L’Avocat général près la Cour suprême, Cheick Mohamed Cherif Koné, n’aura finalement pas survécu à son audacieuse de fustiger l’attitude de son institution dans le traitement du dossier dit «des équipements militaires». On l’attendait devant le Conseil Supérieur de la Magistrature comme annoncé par les syndicats rivaux au sien, la Référence Syndicale des Magistrats, il lui a été plutôt infligé une sévère mesure administrative avec à la clé un limogeage pur et simple du poste qu’il occupe depuis moins d’une année. Le feuilleton n’a toutefois pas encore livré l’ensemble de ses épisodes, au regard des conséquences et rebondissements judiciaires dans l’air.

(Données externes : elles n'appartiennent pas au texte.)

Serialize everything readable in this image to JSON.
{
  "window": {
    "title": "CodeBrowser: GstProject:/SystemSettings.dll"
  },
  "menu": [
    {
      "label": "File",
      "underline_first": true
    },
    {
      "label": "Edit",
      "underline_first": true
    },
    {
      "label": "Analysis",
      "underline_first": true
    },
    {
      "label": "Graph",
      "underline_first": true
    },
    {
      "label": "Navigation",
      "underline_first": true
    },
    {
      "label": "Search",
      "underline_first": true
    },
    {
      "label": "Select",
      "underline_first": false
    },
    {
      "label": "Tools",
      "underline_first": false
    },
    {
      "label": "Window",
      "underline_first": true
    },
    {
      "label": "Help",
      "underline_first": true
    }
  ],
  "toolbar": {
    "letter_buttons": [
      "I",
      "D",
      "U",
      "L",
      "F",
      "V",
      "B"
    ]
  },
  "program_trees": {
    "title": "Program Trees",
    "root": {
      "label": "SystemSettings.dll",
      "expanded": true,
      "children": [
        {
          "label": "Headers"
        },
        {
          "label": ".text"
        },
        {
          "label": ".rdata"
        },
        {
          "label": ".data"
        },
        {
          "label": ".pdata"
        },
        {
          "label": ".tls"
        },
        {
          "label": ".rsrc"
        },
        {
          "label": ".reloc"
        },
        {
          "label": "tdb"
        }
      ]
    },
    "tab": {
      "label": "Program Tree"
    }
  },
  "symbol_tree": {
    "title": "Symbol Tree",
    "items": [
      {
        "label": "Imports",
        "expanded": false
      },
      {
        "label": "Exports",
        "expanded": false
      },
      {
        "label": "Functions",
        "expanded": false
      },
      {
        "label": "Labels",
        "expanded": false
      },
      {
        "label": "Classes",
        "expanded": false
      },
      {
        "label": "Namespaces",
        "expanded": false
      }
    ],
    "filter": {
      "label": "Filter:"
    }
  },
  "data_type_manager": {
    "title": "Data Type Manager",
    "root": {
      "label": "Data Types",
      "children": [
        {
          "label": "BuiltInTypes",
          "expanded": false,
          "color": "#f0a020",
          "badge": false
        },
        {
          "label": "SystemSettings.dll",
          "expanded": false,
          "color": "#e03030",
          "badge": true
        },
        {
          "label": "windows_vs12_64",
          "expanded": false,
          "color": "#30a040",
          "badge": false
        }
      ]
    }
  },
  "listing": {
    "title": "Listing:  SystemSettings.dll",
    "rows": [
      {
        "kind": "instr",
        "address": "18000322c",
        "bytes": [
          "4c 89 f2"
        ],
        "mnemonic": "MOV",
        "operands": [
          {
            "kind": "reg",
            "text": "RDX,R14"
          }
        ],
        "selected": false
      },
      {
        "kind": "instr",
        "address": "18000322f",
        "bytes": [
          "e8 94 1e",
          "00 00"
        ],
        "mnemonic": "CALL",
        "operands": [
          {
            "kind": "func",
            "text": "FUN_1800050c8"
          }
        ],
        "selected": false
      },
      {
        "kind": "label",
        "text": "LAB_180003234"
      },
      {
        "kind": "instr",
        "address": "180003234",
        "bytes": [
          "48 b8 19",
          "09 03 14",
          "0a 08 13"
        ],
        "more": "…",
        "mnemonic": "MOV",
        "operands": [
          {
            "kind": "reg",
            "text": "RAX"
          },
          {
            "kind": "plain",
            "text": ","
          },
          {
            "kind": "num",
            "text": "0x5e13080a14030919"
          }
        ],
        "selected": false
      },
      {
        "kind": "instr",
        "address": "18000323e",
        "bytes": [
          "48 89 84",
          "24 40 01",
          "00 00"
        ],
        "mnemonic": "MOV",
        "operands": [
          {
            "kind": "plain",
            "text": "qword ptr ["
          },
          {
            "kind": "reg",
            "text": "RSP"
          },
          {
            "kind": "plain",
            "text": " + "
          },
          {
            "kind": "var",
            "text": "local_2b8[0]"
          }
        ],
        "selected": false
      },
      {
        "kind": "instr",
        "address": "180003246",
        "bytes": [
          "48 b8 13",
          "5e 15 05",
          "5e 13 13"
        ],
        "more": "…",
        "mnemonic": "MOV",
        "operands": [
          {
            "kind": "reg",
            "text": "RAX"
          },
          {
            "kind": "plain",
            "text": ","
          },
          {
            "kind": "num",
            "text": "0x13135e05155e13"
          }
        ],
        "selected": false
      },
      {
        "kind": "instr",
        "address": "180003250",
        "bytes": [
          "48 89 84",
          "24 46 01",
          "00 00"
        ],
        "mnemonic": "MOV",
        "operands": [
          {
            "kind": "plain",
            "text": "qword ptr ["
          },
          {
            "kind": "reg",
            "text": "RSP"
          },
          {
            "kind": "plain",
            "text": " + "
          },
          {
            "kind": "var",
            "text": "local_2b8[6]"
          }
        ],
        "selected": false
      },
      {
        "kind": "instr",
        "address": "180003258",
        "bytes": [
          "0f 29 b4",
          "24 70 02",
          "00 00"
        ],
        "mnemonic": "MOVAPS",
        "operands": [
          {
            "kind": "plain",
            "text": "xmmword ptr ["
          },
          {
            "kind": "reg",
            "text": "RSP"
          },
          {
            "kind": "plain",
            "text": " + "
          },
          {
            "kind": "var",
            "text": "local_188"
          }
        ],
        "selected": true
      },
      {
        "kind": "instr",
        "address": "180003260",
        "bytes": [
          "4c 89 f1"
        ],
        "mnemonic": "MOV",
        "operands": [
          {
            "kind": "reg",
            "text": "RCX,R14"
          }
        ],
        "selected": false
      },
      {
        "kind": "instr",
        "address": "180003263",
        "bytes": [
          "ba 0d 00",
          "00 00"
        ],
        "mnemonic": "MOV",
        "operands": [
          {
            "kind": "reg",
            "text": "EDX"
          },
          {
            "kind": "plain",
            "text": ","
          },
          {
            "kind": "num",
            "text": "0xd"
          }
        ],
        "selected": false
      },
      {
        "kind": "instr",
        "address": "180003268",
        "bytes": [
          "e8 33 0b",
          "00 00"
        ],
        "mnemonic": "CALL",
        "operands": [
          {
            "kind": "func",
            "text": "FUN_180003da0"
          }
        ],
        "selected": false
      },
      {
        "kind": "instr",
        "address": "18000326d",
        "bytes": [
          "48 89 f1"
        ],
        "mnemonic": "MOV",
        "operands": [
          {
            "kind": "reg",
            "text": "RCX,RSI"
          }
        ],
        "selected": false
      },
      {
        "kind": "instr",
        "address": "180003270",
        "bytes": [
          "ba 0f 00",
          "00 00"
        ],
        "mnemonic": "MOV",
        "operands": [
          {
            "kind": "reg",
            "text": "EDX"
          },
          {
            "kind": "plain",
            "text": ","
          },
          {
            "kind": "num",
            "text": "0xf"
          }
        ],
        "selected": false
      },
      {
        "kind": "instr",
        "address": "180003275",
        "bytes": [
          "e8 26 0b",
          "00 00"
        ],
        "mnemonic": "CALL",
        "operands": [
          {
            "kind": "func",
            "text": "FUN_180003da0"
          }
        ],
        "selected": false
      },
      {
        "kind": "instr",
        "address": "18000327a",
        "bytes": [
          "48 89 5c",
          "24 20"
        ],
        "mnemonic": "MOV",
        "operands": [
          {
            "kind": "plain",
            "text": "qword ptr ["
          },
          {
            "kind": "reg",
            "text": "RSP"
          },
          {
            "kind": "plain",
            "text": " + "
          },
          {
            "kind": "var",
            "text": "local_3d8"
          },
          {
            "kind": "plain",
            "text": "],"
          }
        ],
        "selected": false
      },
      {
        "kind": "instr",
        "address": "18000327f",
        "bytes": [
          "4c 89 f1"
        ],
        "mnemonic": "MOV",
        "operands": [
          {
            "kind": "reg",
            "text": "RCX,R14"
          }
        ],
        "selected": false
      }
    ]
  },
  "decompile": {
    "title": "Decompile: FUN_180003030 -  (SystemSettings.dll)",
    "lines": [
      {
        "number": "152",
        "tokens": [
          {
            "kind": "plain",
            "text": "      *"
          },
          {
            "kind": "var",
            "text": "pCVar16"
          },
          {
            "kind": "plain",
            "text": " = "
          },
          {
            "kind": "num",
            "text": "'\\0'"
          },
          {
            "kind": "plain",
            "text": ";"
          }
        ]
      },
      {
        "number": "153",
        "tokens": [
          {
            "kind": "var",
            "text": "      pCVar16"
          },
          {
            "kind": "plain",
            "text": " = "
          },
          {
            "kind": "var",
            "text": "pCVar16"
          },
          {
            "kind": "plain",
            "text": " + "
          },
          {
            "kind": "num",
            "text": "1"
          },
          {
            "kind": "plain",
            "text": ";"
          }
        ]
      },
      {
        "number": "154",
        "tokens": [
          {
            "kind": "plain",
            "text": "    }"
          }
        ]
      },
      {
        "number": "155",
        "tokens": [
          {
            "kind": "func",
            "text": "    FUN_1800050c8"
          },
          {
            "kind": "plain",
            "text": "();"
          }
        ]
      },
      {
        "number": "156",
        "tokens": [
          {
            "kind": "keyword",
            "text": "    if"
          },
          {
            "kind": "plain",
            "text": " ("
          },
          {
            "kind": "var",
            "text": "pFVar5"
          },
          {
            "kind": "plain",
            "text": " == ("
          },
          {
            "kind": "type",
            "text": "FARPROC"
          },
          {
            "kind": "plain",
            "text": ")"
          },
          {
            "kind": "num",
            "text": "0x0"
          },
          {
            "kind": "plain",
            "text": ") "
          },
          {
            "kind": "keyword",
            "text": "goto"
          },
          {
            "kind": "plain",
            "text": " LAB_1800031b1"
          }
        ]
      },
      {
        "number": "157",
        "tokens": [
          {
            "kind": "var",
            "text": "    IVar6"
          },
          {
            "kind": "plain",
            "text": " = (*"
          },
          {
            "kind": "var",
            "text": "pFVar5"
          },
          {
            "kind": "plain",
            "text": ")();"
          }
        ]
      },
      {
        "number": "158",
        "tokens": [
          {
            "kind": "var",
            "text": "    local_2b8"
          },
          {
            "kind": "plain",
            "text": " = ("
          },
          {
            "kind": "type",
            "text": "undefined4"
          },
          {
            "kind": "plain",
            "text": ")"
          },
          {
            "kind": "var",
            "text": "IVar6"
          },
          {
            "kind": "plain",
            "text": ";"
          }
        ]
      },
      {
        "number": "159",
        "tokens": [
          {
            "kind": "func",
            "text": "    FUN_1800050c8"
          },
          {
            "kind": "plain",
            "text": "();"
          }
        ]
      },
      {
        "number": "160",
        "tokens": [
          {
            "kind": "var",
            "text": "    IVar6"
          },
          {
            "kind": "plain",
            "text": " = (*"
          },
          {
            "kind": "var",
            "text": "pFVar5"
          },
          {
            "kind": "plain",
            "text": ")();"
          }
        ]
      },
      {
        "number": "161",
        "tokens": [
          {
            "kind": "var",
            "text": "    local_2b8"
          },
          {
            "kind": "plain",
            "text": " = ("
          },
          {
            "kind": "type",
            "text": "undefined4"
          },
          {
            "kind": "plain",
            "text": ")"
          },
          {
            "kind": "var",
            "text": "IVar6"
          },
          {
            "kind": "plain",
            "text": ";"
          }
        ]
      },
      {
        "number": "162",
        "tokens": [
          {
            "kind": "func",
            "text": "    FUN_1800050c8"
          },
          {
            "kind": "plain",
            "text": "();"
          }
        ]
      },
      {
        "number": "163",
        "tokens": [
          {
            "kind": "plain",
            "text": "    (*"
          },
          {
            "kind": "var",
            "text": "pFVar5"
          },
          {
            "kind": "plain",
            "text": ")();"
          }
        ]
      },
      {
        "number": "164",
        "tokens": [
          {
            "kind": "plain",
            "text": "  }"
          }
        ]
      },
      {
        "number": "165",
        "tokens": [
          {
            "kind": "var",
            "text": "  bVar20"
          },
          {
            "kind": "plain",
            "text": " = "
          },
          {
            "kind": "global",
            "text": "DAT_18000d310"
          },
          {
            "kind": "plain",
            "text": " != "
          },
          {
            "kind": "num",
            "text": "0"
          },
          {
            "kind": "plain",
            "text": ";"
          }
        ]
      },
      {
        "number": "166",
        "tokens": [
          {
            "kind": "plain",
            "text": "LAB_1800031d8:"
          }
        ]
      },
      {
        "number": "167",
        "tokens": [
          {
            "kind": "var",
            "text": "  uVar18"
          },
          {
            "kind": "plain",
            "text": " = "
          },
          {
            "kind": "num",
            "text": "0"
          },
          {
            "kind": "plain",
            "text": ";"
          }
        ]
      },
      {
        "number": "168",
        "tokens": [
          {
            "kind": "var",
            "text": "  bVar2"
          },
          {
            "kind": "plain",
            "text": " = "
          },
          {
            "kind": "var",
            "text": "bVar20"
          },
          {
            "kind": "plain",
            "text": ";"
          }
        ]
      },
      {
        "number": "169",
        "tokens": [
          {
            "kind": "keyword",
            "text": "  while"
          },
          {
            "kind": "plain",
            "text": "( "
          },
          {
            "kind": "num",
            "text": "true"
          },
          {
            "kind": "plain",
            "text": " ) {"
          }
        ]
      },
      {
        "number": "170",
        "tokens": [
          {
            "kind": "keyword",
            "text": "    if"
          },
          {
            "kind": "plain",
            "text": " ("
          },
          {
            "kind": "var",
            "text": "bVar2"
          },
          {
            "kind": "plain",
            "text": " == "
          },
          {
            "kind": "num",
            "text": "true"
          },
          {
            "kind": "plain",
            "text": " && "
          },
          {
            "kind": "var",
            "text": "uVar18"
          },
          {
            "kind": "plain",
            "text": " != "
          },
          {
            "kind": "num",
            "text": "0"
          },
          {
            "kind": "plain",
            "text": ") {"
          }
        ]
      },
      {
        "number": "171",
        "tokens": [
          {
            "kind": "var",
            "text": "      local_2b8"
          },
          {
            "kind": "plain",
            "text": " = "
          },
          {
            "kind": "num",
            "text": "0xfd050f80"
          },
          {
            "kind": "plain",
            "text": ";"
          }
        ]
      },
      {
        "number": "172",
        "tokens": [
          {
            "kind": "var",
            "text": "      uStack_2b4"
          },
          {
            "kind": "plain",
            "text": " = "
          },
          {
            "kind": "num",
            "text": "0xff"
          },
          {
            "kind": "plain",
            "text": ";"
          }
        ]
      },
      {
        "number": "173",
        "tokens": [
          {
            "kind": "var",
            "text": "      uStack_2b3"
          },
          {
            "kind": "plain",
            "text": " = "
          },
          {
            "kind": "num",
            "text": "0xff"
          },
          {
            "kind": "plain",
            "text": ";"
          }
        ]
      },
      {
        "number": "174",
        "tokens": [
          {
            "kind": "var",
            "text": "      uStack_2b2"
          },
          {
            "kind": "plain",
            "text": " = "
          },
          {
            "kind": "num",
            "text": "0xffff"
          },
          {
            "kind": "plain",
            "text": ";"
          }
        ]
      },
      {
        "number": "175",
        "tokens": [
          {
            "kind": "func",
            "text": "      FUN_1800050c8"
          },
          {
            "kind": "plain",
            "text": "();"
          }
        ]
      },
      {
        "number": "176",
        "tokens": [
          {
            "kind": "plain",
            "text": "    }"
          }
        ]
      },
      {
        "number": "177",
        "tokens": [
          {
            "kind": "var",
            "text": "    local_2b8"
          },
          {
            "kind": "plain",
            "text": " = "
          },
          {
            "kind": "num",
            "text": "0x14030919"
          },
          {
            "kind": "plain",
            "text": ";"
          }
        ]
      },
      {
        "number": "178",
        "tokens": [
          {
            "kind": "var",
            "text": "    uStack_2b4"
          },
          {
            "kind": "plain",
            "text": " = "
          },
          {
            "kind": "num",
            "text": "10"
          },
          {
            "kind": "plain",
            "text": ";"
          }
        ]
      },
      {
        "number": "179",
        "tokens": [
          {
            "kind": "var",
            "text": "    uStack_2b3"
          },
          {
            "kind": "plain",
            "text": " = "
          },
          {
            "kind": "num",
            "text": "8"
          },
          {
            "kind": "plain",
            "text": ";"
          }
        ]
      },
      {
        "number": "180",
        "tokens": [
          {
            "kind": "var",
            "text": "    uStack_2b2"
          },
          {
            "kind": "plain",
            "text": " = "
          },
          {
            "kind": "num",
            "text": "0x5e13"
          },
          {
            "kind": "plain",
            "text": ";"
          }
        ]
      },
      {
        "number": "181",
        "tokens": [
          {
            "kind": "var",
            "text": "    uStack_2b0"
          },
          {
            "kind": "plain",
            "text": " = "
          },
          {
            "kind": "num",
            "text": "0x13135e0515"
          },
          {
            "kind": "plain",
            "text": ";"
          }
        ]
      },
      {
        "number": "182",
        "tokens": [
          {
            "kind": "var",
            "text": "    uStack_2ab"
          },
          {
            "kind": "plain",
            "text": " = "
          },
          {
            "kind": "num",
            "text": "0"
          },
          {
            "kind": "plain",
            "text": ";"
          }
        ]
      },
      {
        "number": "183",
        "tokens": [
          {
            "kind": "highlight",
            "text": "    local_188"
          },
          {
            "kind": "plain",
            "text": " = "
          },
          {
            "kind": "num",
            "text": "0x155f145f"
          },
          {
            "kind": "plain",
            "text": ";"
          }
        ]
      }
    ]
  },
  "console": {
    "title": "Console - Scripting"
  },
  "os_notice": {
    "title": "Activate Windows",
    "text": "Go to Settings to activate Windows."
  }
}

Intervenu quelques jours seulement après sa dénonciation d’une violation des principes de droit dans la poursuite de Soumeylou Boubèye Maïga et de Mme Bouaré Fily Sissoko, le décret 0585 abrogatif de sa nomination n’est apparemment pas plus irréprochable que l’action judiciaire l’ayant provoqué. Après un round d’observation et mure hésitation, le désormais ex-avocat général semble déterminé à se lancer dans un nouveau bras-de-fer distinct de celui qu’il avait naguère entamé contre ses collègues pour forfaiture. De source bien introduite, en effet, Cheick Cherif Koné, initialement peu enclin à contester la mesure de son limogeage, a finalement tourné casaque avec les nombreuses pressions à l’échelle internationale et les considérations de principe. En clair, le président de l’Association des Procureurs et Poursuivants, explique notre source, n’est plus disposé à faire l’économie du combat pour une responsabilité qu’il n’a peut-être certes plus envie d’exercer, au regard des obstacles auxquels le heurtent les divergences d’approches avec des collègues beaucoup moins à cheval sur les principes du droit. Et pour cause, il semble que c’est au nom de ces mêmes principes – en plus de la vocation de son association à l’échelle internationale – qu’il compte se dépenser sans ménagement pour démontrer sa raison dans le contentieux qui l’oppose désormais aux plus hautes autorités de la Transition.
C’est dire qu’Assimi Goita, président du Conseil Supérieur de la Magistrat, connaîtra son premier contentieux administratif avec une affaire susceptible de retentir au-delà des juridictions nationales. En attendant, le plaignant putatif est convaincu et le dit à qui veut l’entendre que les failles du décret de son limogeage résident dans des motivations d’autant plus spécieuses que «l’obligation de réserve» en la matière ne saurait être exigible de la fonction au point et l’emporter sur sa vocation à veiller à une conformité des actes de justice aux principes du droit. À cela pourraient s’ajouter d’éventuelles récriminations quant à la forme d’un décret de limogeage qui n’a vraisemblablement pas respecté la procédure appropriée. Il reviendrait, en clair, au Conseil supérieur – dont ils émanent – d’apprécier la gravité des fautes qu’on reproche aux magistrats et non au Bureau de la Cour Suprême visée dans ledit décret. Autant de réserves dont la pertinence risque de conforter la position de l’avocat-général dans la bataille juridique l’ayant opposé à la haute institution judiciaire dans le dossier Boubèye et qui avait débouché sur un premier bras-de-fer judiciaire avec la dénonciation de son procureur général pour forfaiture.
La nouvelle querelle annoncée autour du décret de son limogeage marque en définitive un nouvel épisode du dossier des équipements militaires, dont la substance et les enjeux se noient progressivement dans les tiraillements au sein de la famille judiciaire, par-delà les relents politiques qu’il dégage.